La péninsule est inscrite au patrimoine mondial de l'Unesco et classée par le Fonds mondial pour la nature (WWF) comme l’une des régions écologiques les plus importantes au monde.

A retenir

  • Le gouvernement central a engagé 16,5 millions de dollars sur trois ans pour le développement de l'écotourisme.
  • Les taux d'emploi et la taille de l'économie locale ont doublé.
  • Un mécanisme de microcrédit pour financer la conservation de la nature pendant 25 ans a été mis en place pour les entreprises locales.

Pourtant, depuis les années 1990, une menace pèse sur la faune de cette région. Après l'effondrement du bloc soviétique, les temps sont devenus difficiles pour les 340 000 habitants du Kamtchatka. Nombre d'entre eux ont eu recours au braconnage pour survivre, avec pour conséquence la disparition d'un nombre sans précédent d'ours bruns, de moutons de neige, de rennes, de mammifères marins et de saumons.

En 2002, des partenaires gouvernementaux nationaux et régionaux, assistés par le PNUD, ont lancé un programme de préservation international destiné à améliorer les moyens de subsistance de la population locale et à mieux protéger l'environnement. Avec l'appui du Fonds pour l'environnement mondial (FEM), du gouvernement canadien et de la fondation Moore, le programme s'est attelé à améliorer la gestion professionnelle de quatre aires protégées : la Réserve de biosphère d'État de Kronotsky, le Sanctuaire d'État du sud Kamtchatka, le Parc naturel de Bystrinsky et le Parc naturel de Nalychevo.
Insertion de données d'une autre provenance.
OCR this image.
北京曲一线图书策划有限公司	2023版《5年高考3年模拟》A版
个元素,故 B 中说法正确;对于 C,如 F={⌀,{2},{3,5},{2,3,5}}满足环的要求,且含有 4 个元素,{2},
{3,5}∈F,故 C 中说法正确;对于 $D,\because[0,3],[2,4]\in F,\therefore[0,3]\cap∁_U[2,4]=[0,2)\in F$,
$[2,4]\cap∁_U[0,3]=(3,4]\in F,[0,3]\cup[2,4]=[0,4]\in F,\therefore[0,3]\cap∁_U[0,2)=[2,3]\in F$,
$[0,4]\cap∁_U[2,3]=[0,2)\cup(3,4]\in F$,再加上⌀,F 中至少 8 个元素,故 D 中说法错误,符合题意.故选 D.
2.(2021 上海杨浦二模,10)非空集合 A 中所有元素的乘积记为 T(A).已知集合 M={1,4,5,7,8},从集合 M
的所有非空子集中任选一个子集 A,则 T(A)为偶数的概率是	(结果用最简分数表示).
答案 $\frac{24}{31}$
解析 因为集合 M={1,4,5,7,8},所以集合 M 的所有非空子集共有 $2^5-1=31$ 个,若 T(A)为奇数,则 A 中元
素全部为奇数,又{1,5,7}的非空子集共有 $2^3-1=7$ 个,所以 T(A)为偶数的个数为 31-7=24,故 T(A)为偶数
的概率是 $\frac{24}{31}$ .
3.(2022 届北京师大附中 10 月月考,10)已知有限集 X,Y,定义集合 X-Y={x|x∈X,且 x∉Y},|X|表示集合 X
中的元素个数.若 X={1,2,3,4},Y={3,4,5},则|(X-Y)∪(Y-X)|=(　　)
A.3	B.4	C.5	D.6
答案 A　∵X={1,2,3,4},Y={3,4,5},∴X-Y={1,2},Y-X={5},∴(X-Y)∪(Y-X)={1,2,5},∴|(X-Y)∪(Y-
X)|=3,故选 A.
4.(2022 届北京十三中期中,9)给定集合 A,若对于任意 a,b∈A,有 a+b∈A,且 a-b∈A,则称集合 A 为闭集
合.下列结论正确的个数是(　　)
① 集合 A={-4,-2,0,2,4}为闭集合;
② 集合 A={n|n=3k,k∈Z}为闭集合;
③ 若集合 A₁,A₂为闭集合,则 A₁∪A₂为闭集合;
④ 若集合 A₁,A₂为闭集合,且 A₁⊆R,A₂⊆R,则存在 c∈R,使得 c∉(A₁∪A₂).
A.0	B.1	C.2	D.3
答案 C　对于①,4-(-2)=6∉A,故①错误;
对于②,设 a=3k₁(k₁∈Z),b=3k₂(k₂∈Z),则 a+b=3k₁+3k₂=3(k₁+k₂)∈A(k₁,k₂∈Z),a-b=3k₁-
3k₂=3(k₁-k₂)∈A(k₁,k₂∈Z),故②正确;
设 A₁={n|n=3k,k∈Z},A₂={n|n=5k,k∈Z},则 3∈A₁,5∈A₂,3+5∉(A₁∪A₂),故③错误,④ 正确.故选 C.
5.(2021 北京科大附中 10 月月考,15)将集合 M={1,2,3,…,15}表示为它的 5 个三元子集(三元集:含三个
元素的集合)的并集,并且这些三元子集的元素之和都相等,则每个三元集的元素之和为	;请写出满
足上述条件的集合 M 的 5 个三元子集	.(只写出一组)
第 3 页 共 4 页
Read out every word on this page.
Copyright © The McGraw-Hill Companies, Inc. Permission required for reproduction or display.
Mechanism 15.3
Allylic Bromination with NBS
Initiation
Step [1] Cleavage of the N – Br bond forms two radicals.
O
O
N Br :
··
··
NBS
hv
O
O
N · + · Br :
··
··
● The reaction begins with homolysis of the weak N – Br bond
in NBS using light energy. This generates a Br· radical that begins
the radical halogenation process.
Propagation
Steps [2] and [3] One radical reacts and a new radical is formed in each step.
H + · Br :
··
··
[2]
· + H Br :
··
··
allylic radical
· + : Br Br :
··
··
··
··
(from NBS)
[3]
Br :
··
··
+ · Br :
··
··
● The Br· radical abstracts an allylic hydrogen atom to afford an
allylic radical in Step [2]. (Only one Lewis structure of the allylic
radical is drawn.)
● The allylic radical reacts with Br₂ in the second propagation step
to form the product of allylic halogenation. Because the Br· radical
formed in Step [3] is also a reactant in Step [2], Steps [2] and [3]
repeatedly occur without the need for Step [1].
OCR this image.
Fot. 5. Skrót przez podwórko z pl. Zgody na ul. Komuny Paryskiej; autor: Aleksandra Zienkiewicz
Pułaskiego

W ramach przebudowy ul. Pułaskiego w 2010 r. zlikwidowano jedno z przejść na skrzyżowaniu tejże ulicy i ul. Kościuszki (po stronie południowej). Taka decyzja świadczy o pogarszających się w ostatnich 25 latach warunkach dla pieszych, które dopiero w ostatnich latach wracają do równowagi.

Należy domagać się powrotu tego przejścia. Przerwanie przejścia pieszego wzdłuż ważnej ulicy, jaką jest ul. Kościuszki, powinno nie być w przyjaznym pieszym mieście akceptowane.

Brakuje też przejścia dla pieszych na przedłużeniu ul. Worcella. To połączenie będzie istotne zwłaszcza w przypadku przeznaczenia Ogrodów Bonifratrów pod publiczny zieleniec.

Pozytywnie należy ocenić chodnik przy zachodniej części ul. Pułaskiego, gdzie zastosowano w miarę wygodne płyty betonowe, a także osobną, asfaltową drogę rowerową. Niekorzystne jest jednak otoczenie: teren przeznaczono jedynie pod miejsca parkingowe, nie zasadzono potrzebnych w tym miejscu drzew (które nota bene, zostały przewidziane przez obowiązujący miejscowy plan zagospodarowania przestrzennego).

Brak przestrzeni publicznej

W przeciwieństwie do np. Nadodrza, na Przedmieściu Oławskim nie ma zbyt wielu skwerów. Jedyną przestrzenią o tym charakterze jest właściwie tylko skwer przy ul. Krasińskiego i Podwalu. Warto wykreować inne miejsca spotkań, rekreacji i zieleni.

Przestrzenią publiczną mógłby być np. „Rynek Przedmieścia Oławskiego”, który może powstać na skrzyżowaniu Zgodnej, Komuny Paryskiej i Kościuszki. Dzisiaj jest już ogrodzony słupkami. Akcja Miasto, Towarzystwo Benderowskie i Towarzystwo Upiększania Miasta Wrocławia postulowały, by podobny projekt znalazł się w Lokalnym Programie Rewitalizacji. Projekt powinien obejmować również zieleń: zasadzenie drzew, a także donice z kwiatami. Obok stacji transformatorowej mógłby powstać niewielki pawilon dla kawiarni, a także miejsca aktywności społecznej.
Le programme a lancé des investissements ciblés en infrastructures, en équipement et en personnel. Plus de 1 000 membres du personnel ont été formés au développement du tourisme, plaidoyer environnemental et efficacité de gestion.

Les aires protégées ont également mis en place leur premier système d'information géographique de façon à identifier les profils de braconnage et à permettre une surveillance étroite des espèces essentielles à la santé environnementale.

Avantages en termes de moyens de subsistance

L'amélioration de la gestion des aires protégées est directement liée à l'autre objectif majeur du programme : l’amélioration des conditions d'existence des habitants tout en atténuant le stress environnemental. Dans la zone à proximité du Parc naturel de Bystrinsky, le programme PNUD/FEM a offert des formations en développement d'entreprises et en tourisme responsable en donnant une possibilité aux entrepreneurs d’acquérir les compétences nécessaires pour lancer leur propre entreprise et créer des emplois.

Depuis 2003, la taille de l'économie locale a plus que doublé, comme d'ailleurs le taux d'emploi. Les habitants ont découvert de nouveaux moyens d’équilibrer leurs besoins avec ceux de l'environnement. Une compagnie qui offre des parties de pêche guidées emploie aujourd'hui 10 guides de pêche, qui autrefois pratiquaient le braconnage.